Whether tags are smoothed in the underlying model is determined by the flag in the constructor. See CharLmHmmChunker's class documentation for more information on the effects of smoothing.

Parameters:
tokenizerFactory - Tokenizer factory for boundaries.
numChunkingsRescored - Number of underlying chunkings rescored.
nGram - N-gram length for all models.
numChars - Number of characters in the training and run-time character sets.
interpolationRatio - Underlying language-model interpolation ratios.
smoothTags - Set to true to smooth tags in underlying chunker.
Method Detail

handle

public void handle(Chunking chunking)
Trains this chunker with the specified chunking.

Specified by:
handle in interface ObjectHandler<Chunking>
Parameters:
chunking - Training data.

compileTo

public void compileTo(ObjectOutput objOut)
               throws IOException
Compiles this model to the specified object output stream. The model may then be read back in using ObjectInput.readObject(); the resulting object will be an instance of AbstractCharLmRescoringChunker.

Specified by:
compileTo in interface Compilable
Parameters:
objOut - Object output to which this object is compiled.
Throws:
IOException - If there is an I/O error during the write.
IllegalArgumentException - If the tokenizer factory supplied to the constructor of this class is not compilable.

handle

@Deprecated
public void handle(String[] toks,
                              String[] whitespaces,
                              String[] tags)
Deprecated. Use handle(Chunking) instead.

Trains this chunker with the specified BIO-encoded chunk tagging.
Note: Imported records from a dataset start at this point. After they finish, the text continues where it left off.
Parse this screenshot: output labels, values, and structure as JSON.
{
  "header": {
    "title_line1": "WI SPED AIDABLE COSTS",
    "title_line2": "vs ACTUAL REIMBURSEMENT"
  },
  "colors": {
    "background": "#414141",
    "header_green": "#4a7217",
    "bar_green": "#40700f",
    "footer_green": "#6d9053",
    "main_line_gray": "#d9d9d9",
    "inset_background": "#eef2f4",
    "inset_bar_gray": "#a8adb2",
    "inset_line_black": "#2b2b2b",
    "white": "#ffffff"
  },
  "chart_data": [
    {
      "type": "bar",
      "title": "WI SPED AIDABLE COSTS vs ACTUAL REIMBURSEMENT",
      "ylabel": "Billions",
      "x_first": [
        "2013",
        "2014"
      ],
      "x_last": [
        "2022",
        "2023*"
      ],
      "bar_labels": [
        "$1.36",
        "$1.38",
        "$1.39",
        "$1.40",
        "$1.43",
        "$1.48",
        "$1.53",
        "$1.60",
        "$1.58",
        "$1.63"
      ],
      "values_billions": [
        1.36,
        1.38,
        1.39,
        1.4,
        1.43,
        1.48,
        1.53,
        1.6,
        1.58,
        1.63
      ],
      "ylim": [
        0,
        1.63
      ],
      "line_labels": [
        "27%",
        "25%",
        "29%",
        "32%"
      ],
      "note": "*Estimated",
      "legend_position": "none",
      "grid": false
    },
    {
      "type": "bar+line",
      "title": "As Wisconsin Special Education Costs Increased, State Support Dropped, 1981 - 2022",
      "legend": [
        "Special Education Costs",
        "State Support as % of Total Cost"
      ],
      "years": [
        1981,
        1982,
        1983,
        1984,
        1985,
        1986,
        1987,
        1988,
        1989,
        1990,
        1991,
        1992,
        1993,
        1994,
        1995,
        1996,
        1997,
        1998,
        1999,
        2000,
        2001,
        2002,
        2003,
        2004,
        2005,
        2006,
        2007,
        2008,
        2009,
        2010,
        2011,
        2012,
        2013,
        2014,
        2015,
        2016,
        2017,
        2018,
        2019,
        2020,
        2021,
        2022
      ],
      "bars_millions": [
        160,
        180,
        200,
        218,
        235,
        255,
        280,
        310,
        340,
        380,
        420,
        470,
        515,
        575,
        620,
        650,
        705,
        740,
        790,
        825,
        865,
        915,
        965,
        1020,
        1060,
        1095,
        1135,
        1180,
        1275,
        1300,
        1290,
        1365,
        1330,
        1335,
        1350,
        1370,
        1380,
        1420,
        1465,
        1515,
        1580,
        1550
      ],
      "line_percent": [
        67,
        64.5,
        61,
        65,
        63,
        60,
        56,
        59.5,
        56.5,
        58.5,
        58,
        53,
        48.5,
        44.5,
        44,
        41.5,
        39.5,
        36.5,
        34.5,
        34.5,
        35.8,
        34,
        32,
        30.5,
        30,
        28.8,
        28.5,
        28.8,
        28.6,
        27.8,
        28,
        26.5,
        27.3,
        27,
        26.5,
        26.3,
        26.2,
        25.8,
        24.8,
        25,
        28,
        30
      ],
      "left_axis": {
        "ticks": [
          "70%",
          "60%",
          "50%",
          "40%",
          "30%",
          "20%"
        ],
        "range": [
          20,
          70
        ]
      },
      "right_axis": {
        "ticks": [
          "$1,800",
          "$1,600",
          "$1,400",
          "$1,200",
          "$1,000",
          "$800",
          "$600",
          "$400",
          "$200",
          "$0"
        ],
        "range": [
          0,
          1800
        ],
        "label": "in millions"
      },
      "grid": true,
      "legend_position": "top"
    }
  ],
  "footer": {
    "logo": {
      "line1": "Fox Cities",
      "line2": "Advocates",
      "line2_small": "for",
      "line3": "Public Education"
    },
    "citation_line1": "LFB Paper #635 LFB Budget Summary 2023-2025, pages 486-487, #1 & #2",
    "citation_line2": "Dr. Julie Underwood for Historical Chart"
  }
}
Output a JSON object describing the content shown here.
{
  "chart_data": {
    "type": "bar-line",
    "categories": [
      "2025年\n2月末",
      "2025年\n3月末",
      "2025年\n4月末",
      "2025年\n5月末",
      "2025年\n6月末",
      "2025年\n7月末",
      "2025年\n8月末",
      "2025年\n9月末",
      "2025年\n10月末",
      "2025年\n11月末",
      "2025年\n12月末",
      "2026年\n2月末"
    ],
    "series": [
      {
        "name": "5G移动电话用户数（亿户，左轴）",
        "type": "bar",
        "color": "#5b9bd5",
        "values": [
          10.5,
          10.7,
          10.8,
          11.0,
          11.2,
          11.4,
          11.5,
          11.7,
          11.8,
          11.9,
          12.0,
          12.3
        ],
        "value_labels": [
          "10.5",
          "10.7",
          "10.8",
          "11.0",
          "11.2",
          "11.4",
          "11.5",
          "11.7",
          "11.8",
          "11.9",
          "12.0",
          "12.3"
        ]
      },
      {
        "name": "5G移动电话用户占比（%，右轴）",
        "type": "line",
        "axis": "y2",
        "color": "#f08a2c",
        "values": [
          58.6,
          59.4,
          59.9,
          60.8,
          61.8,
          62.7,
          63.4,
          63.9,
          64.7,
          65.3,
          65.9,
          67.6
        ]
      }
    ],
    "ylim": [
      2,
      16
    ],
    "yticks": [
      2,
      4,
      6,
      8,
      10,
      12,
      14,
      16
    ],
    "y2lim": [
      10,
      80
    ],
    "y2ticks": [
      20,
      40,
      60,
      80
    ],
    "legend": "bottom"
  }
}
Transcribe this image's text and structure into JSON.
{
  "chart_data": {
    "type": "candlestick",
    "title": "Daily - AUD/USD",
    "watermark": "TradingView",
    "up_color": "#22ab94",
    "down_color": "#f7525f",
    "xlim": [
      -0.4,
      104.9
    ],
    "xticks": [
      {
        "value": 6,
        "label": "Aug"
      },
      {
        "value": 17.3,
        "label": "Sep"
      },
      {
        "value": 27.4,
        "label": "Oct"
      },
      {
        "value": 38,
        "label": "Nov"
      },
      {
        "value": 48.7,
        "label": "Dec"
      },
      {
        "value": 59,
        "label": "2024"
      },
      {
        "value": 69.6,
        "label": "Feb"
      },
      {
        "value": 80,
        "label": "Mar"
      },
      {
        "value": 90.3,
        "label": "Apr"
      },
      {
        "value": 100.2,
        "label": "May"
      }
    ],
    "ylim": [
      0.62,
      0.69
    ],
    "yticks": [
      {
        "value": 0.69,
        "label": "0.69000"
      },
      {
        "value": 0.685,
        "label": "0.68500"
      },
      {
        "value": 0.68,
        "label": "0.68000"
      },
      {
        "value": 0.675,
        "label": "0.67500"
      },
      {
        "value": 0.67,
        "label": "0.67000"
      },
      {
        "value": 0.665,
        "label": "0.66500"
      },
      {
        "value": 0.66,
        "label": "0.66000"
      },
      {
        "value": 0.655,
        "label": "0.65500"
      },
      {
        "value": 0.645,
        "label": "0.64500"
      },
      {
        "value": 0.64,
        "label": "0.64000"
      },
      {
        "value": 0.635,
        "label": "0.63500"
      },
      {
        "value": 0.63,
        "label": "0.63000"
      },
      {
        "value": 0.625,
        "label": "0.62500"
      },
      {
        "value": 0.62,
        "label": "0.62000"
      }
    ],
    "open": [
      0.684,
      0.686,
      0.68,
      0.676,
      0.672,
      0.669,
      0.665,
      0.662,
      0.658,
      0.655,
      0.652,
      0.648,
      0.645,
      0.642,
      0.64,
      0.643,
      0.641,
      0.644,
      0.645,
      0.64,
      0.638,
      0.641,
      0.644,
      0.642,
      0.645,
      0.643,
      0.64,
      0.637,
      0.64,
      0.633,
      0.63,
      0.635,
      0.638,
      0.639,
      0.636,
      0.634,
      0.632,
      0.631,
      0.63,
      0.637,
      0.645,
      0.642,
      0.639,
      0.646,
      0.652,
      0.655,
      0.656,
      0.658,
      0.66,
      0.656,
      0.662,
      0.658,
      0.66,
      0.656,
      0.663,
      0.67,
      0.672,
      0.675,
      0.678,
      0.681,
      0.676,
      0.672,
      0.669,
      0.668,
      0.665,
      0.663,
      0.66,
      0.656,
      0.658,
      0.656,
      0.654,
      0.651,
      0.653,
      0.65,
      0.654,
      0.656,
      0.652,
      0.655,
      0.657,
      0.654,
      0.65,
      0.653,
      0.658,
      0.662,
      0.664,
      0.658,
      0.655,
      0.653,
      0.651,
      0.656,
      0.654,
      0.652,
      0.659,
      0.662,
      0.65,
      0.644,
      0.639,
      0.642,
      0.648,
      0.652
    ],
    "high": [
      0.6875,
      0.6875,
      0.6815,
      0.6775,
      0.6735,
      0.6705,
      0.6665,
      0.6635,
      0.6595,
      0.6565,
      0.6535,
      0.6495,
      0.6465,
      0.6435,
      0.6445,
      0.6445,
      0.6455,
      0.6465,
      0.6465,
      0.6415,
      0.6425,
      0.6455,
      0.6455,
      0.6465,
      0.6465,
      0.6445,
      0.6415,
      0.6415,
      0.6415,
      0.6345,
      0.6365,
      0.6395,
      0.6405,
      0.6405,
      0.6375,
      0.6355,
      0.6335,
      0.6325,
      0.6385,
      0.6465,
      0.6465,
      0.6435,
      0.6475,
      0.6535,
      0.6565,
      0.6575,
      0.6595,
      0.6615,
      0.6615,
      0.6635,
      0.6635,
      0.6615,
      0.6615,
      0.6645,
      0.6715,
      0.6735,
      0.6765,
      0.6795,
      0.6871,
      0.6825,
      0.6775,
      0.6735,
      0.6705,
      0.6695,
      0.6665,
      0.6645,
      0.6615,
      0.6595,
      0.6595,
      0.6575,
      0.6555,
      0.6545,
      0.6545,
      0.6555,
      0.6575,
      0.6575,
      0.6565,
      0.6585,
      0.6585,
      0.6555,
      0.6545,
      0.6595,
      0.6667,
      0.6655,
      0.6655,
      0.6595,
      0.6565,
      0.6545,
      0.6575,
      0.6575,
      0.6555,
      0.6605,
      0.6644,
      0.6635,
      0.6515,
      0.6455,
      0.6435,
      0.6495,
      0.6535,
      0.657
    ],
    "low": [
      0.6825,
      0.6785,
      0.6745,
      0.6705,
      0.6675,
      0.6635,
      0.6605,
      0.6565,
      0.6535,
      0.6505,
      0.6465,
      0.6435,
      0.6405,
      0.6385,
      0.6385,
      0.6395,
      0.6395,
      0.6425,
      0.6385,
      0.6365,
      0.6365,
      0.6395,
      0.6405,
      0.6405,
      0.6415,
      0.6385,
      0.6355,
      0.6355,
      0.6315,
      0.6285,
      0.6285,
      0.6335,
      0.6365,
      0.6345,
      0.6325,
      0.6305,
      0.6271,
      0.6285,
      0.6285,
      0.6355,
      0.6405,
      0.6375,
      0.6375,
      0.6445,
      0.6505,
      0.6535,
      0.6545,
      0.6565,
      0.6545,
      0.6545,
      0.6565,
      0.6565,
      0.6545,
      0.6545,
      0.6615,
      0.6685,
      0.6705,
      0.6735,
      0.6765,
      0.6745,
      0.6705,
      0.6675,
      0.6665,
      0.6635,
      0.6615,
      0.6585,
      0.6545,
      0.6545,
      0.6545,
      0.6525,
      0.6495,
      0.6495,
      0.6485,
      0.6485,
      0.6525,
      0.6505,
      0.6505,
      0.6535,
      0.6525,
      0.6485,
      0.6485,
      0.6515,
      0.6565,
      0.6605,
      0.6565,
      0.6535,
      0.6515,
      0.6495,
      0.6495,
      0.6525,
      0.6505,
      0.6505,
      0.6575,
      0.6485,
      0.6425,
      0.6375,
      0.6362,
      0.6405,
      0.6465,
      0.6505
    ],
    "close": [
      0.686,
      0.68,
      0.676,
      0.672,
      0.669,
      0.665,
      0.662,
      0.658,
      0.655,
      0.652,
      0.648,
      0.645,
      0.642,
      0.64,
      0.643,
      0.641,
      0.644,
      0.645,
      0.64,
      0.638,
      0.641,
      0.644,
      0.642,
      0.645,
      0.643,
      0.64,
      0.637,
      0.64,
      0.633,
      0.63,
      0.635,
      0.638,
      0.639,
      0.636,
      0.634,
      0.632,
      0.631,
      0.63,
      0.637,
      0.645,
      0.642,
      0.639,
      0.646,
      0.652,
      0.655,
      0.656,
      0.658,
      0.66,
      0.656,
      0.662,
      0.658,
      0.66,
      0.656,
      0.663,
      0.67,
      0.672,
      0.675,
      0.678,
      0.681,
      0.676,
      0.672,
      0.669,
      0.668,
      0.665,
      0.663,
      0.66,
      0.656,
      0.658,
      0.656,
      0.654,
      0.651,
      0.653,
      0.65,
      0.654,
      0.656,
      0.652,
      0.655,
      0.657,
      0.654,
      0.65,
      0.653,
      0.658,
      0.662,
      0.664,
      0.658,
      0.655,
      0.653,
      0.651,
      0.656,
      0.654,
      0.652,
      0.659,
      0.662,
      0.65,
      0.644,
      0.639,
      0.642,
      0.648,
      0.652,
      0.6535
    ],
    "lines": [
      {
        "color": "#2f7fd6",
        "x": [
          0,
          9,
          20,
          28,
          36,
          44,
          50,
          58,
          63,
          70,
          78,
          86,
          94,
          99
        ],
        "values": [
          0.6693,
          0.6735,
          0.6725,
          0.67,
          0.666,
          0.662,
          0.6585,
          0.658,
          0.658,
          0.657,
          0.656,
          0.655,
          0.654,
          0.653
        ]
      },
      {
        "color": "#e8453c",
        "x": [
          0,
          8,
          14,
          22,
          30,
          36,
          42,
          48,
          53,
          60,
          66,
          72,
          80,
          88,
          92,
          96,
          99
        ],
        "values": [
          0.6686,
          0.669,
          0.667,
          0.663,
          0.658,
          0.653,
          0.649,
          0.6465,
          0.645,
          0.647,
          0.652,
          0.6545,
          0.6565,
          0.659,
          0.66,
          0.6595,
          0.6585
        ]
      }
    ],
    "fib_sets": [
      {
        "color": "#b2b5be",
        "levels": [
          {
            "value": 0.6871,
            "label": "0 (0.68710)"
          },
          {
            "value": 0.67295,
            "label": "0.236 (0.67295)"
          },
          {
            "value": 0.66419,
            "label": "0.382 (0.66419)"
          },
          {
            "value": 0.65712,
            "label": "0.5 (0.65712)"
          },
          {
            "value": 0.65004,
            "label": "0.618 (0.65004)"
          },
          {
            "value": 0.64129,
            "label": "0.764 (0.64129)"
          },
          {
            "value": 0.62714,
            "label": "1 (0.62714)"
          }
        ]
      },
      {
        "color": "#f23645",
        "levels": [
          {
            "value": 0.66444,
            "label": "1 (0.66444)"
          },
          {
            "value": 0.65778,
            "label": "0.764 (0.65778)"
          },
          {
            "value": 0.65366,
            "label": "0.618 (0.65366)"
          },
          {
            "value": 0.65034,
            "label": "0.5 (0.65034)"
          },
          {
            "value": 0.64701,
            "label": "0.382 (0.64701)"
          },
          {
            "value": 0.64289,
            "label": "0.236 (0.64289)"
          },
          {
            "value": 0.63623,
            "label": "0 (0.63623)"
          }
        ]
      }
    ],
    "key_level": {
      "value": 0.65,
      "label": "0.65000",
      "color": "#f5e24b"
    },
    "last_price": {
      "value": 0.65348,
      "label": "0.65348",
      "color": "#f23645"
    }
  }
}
For information on the external BIO format, as well as the internal tagging format, see HmmChunker.

Specified by:
handle in interface TagHandler
Parameters:
toks - Tokens of training data.
whitespaces - Whitespaces in training data.
tags - Tags for training data.

trainDictionary

public void trainDictionary(CharSequence cSeq,
                            String type)
Provides the specified character sequence data as training data for the language model of the specfied type. This method calls the method of the same signature on the trainable base chunker. The language model for the specified type will be created if it has not been seen previously.

Warning: It is not sufficient to only train a model using this method. Annotated data with a representative balance of entities and non-entity text is required to train the overall likelihood of entities and the contexts in which they occur. Use of this method will not bias the likelihoods of entities occurring. But, it might cause the common entities in the training data to be overwhelmed if a large dictionary is used. One possibility is to train the basic data multiple times relative to the dictionary (or vice-versa).

Parameters:
cSeq - Character sequence for training.
type - Type of character sequence.

trainOut

public void trainOut(CharSequence cSeq)
Trains the language model for non-entities using the specified character sequence.

Warning: Training using this method biases the likelihood of entities downward, because it does not train the likelihood of a non-entity character sequence ending and being followed by an entity of a specified type. Thus this method is best used to seed a dictionary of common words that are relatively few in number relative to the entity-annotated training data.

Parameters:
cSeq - Data to train the non-entity (out) model.